As far as challenges in adopting the technological advancements is concerned, Covid has taught us that we as professionals need to be nimble and adaptive. Technology is one such thing, which cannot be ignored and especially when such technology is created to aid you and eases one’s working, then why not?
What are some of the emerging trends in Insolvency and Bankruptcy Regime, and also please tell our audience the required skills to be a good NCLT practitioner?
It has been more than 6 years since we had Insolvency and Bankruptcy, Code, 2016 (IBC/ Code) and since then it has been undergoing several amendments every now and then. It is one such piece of legislation which has a long tenure of teething problems. But let us look at the same with another perspective, we now have a Code which is very much relevant to the present market condition. Though with some time-lag, it is still much better than the earlier regime. Tribunals, Courts as well as Parliament have intervened at various point of time in last 6 years to make the Code very much adaptive to the present market conditions.
From Corporate Insolvency Resolution Process of the Corporate Debtor entities to pre-pack insolvency regime, we have come a long way. Cross border is the next big thing in the offing. IBC is one such subject of law which is ever evolving and as advocates practicing in the said regime, we are required to be abreast with ever changing law and hence it not only becomes challenging but also extremely exciting to practise in such a regime. Being on the toes and learning on daily basis is very normal to the profession of law but under IBC, it becomes much more essential.

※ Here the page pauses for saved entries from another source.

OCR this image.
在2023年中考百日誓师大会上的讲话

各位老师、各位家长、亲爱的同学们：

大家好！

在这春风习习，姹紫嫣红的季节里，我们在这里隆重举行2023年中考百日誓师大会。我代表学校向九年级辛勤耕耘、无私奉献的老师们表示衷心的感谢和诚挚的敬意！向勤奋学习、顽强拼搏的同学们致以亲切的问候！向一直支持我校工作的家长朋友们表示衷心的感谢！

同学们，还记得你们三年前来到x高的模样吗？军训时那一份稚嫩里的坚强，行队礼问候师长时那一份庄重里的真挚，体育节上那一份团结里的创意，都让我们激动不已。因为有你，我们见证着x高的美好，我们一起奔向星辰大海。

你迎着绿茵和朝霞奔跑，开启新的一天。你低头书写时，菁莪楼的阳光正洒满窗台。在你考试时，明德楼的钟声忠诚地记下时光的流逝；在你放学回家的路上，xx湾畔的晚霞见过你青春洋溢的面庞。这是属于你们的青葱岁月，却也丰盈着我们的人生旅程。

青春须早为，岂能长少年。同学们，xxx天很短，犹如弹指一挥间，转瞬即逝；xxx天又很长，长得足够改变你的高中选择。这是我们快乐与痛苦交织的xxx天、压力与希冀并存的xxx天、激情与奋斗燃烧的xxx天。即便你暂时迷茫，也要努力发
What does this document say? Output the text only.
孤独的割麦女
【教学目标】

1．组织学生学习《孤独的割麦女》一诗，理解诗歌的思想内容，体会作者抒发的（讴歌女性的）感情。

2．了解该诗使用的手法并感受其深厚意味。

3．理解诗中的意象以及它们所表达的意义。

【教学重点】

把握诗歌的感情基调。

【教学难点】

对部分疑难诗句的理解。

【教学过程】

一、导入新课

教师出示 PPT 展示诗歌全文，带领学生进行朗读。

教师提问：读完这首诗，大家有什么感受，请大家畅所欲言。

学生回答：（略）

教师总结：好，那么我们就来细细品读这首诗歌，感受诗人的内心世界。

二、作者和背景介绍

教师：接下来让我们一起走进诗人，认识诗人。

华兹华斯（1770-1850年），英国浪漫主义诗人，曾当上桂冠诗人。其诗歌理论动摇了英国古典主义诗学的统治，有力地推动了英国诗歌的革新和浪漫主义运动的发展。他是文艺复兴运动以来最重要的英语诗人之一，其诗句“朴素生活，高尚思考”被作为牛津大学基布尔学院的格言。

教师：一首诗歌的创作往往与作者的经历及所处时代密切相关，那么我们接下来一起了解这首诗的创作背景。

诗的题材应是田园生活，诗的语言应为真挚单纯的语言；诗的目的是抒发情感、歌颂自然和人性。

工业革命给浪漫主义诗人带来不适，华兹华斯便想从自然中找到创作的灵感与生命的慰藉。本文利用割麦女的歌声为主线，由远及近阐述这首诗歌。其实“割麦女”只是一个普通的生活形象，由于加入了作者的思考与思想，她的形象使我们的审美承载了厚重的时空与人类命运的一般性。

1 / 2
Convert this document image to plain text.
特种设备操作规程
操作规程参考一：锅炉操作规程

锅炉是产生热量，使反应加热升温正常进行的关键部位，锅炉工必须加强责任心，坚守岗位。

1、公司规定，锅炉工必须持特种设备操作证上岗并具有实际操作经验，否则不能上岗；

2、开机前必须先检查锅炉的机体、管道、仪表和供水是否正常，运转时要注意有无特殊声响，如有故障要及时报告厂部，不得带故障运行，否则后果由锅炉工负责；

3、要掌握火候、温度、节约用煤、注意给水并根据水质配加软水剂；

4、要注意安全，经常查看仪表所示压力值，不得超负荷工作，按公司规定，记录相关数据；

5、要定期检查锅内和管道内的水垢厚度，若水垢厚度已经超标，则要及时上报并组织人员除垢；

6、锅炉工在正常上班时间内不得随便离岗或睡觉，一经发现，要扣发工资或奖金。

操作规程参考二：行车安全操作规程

Now, coming to the question of skills required, I can say that being there at the court proceedings, reading and being aware of ever- changing provisions, including but not limited to the Code and its rules and regulations. Apart from these a good subscription to a proper web portal or a magazine exclusively for IBC is recommended. One must start practising or at least interning at the Office where predominantly IBC practise is undertaken, to gain first-hand knowledge of the subject.
Amir, our audience really wants to have that one advice for their careers in law, over to you!
Put in those hours, burn the midnight oil, work, work and work. Money is the by product. Get that experience on your back so that once the basics are right and roots are strong, the future is secured. I can tell from my experience, there are no short cuts, one needs to start working from grass root level and then climb up the ladder.
Accept the work which comes on your way, as either you will earn or you will learn and lose nothing.– Amir Bavani
But all this can only be done only when you discover your passion towards your genre of law. Good Luck!